Finalmente aperta al grande pubblico, la più attesa rassegna d'arte contemporanea internazionale ha annunciato i vincitori degli ambiti Leoni. In pole position la Germania, che ha conquistato la giuria internazionale.
Inaugurata al pubblico sabato 13 maggio, la 57esima Biennale d’Arte di Venezia ha comunicato al mondo i nomi dei suoi vincitori durante la premiazione andata in scena nella sede di Ca’ Giustinian. Diretta da Christine Macel e intitolata Viva Arte Viva, la kermesse sta catalizzando l’interesse di appassionati e addetti ai lavori grazie a un taglio curatoriale che riporta l’attenzione sul gesto dell’artista.

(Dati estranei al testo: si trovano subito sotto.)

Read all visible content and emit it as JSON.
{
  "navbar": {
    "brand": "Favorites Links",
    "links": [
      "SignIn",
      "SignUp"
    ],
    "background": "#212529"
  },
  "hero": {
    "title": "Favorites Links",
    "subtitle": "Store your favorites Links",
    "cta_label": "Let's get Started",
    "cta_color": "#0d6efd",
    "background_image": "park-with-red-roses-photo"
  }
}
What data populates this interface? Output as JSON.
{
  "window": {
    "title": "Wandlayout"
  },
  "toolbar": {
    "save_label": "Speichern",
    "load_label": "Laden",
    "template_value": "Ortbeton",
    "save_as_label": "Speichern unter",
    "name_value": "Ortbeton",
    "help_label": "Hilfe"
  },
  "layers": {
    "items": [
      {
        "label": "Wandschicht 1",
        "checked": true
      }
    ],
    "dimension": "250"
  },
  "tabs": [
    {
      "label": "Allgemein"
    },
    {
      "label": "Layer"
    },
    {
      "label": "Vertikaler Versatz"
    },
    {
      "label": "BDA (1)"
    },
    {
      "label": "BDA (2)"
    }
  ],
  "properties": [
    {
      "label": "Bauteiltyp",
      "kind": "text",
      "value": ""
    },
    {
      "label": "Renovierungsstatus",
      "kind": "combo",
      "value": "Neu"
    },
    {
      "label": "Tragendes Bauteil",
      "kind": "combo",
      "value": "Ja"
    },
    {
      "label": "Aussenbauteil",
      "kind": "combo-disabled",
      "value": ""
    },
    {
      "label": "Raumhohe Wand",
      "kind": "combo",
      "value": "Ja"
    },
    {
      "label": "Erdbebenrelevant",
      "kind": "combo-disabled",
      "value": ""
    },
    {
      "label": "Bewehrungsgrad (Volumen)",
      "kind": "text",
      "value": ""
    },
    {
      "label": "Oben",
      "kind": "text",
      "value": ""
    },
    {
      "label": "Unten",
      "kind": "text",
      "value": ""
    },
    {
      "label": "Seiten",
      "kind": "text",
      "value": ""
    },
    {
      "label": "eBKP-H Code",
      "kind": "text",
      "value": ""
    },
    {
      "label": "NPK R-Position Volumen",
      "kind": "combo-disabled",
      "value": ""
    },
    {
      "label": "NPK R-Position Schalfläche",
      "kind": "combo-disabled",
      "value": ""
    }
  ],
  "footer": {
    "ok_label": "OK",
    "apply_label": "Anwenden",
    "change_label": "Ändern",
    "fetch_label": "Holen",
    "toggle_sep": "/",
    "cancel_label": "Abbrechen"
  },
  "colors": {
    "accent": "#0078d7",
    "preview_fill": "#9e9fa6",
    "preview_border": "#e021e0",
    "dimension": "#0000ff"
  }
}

Dopo il già annunciato Leone d’oro alla carriera tributato a Carolee Schneemann, la giuria composta da Manuel J. Borja-Villel, Francesca Alfano Miglietti, Amy Cheng, Ntone Edjabe e Mark Godfrey ha insignito la Germania del Leone d’oro per la miglior Partecipazione Nazionale, premiando così il lavoro di Anne Imhof, un’installazione – basata su una performance – ben radicata nelle incerte atmosfere del presente e nelle sue inquietudini.
Il Leone d’oro per il migliore artista della mostra Viva Arte Viva è andato a Franz Erhard Walther, “per un lavoro che mette insieme forme, colore, tessuti, scultura, performance e che stimola e attiva lo spettatore in un modo coinvolgente”. Si è invece aggiudicato il Leone d’argento come giovane artista promettente Hassan Kahn con la sua Composition for a Public Park, un’opera capace di creare “un’esperienza coinvolgente che intreccia in modo splendido politica e poetica”.
Sul fronte delle menzioni speciali, si è distinto il Brasile, rappresentato da Cinthia Marcelle, “per un’installazione che crea uno spazio enigmatico e instabile in cui non ci si può sentire sicuri”. Due, invece, le menzioni attribuite agli artisti: Charles Atlas, “per due video di grande splendore visivo e sofisticato montaggio in cui le immagini della bellezza naturale e dell’artifizio artificiale sono accompagnate da un racconto che affronta i problemi di indigenza, frustrazione, sessualità e classe”, e Petrit Halilaj, “per degli interventi che evidenziano il legame tra gli spazi architettonici dell’Arsenale e del Padiglione Centrale e l’opera, in una relazione tra la storia del Kosovo, i suoi ricordi d’infanzia e la creazione”.